Wenn ein Musikhaus 40jähriges Jubiläum feiern kann, dann ist das nach einhelliger Meinung der (bundesweit verteilten) RockTimes-Redaktion durchaus einen Beitrag wert. Das Musikhaus Musicant befindet sich in Frankenthal, einem überschaubaren Städtchen, wie es bundesweit recht viele gibt. Gehen wir zurück ins Jahr 1976, Woodstock war schon 'ein paar Tage' vorbei, Rockmusik war die Jugendbewegung.
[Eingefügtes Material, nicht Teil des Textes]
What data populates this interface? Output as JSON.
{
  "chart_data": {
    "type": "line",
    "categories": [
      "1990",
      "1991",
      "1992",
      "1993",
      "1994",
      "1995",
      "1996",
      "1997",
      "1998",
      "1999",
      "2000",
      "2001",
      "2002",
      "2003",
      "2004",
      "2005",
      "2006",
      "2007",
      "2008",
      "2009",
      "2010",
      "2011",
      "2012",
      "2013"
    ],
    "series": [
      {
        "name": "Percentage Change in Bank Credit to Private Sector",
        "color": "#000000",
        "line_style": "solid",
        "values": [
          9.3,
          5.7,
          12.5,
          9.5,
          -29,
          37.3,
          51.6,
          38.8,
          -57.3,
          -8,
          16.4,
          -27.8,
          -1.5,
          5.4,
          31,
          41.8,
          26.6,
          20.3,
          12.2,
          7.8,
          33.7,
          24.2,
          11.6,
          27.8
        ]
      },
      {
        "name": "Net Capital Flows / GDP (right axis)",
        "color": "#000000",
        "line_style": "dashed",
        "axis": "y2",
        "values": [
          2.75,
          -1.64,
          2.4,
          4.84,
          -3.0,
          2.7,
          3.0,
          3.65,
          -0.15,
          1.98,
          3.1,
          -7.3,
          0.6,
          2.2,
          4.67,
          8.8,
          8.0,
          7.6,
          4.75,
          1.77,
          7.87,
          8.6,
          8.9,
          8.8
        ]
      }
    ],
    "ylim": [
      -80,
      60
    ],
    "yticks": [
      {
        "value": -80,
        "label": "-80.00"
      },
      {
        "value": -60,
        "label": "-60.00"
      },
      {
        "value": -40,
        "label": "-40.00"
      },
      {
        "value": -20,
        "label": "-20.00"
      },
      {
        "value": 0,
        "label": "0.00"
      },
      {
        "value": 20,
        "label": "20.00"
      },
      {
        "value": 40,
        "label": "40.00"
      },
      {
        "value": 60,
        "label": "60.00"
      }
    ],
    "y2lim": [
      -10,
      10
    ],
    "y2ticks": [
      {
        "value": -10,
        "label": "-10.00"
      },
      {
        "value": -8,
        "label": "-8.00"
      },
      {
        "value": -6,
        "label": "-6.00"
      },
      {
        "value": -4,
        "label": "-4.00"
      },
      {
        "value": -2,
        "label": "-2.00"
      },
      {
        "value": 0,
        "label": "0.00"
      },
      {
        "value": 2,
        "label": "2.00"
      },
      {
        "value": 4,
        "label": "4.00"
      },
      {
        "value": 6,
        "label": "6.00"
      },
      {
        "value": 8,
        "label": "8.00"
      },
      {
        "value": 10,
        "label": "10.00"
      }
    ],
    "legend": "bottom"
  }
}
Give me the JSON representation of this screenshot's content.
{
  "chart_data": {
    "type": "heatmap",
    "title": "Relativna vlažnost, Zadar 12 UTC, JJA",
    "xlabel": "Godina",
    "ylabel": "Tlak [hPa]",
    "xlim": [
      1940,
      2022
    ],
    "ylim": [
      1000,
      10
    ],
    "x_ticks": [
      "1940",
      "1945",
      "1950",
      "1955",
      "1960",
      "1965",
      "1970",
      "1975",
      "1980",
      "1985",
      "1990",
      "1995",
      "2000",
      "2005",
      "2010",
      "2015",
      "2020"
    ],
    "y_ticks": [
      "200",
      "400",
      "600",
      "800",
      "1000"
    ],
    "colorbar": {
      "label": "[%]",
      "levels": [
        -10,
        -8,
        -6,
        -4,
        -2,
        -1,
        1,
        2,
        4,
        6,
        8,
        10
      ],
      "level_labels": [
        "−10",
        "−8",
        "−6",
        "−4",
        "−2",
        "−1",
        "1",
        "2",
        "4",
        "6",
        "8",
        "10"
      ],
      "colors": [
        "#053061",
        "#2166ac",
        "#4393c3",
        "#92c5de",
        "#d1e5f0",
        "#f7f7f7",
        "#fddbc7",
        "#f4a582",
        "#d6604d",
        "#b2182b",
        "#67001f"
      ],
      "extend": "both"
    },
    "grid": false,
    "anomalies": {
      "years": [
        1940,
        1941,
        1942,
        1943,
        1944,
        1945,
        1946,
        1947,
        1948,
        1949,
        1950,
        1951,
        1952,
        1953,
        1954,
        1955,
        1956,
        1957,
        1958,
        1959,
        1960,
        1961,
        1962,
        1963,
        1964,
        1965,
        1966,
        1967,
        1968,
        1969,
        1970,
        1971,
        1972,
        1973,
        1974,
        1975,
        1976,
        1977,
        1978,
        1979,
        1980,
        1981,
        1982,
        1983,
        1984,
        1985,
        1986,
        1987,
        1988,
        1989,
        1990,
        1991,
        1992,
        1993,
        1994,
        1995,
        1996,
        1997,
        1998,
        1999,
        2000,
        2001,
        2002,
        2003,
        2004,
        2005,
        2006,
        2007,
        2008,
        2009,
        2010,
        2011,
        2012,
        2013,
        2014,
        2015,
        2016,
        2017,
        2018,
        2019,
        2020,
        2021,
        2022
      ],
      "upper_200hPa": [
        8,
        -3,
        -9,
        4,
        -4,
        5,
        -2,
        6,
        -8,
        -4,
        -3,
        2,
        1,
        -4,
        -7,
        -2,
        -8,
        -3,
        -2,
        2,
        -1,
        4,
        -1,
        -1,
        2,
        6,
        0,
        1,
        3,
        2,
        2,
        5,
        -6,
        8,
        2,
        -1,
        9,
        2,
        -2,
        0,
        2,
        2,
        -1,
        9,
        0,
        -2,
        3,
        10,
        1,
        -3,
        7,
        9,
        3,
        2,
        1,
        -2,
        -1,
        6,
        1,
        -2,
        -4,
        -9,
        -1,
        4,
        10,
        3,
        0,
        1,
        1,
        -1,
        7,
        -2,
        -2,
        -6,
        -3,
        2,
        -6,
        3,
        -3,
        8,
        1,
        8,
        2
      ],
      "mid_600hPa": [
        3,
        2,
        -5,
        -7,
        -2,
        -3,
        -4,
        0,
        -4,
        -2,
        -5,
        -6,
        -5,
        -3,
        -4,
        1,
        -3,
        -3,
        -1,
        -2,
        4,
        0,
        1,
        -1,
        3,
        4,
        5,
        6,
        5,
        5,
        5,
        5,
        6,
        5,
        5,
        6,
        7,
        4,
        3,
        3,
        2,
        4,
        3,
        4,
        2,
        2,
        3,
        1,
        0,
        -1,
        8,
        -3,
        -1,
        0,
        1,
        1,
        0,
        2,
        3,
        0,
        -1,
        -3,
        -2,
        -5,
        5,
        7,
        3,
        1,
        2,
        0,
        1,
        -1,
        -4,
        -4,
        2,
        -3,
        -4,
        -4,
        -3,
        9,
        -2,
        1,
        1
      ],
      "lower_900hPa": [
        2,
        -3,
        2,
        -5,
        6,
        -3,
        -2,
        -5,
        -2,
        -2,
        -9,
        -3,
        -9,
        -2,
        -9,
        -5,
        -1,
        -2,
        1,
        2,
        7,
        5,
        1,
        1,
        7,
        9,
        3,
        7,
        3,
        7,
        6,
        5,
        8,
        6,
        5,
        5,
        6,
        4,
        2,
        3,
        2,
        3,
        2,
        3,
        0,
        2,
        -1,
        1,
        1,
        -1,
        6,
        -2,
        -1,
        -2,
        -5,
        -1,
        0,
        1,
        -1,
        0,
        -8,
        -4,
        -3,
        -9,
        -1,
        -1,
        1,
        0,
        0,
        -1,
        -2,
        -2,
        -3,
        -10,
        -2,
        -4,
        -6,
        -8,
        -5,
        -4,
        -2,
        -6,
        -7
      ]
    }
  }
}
Die Anfänge des Musikhaus Musicant:

Vier Studenten stehen vor der Entscheidung, was sie nach dem Studium tun sollen – den Gang durch die Institutionen antreten oder in den bewaffneten Widerstand gehen? Sie entscheiden sich für die dritte Alternative, steuern jeder fünf Mille bei und gründen die Musikhaus Musicant GmbH. Den Laden, der als erster in diesem Bereich und dieser Region, die Instrumente nicht nur zum Anschauen hatte. Man durfte das Objekt der Begierde anfassen und Ausprobieren. Ein Fünkchen zünden und weitergeben war der Plan. Hier wurden nicht die Blockflöten für den Musikunterricht in den Schulen über die Ladentheke geschoben, hier gab es E-Gitarren, Drums, Verstärker und Bässe zum Anfassen und Ausprobieren.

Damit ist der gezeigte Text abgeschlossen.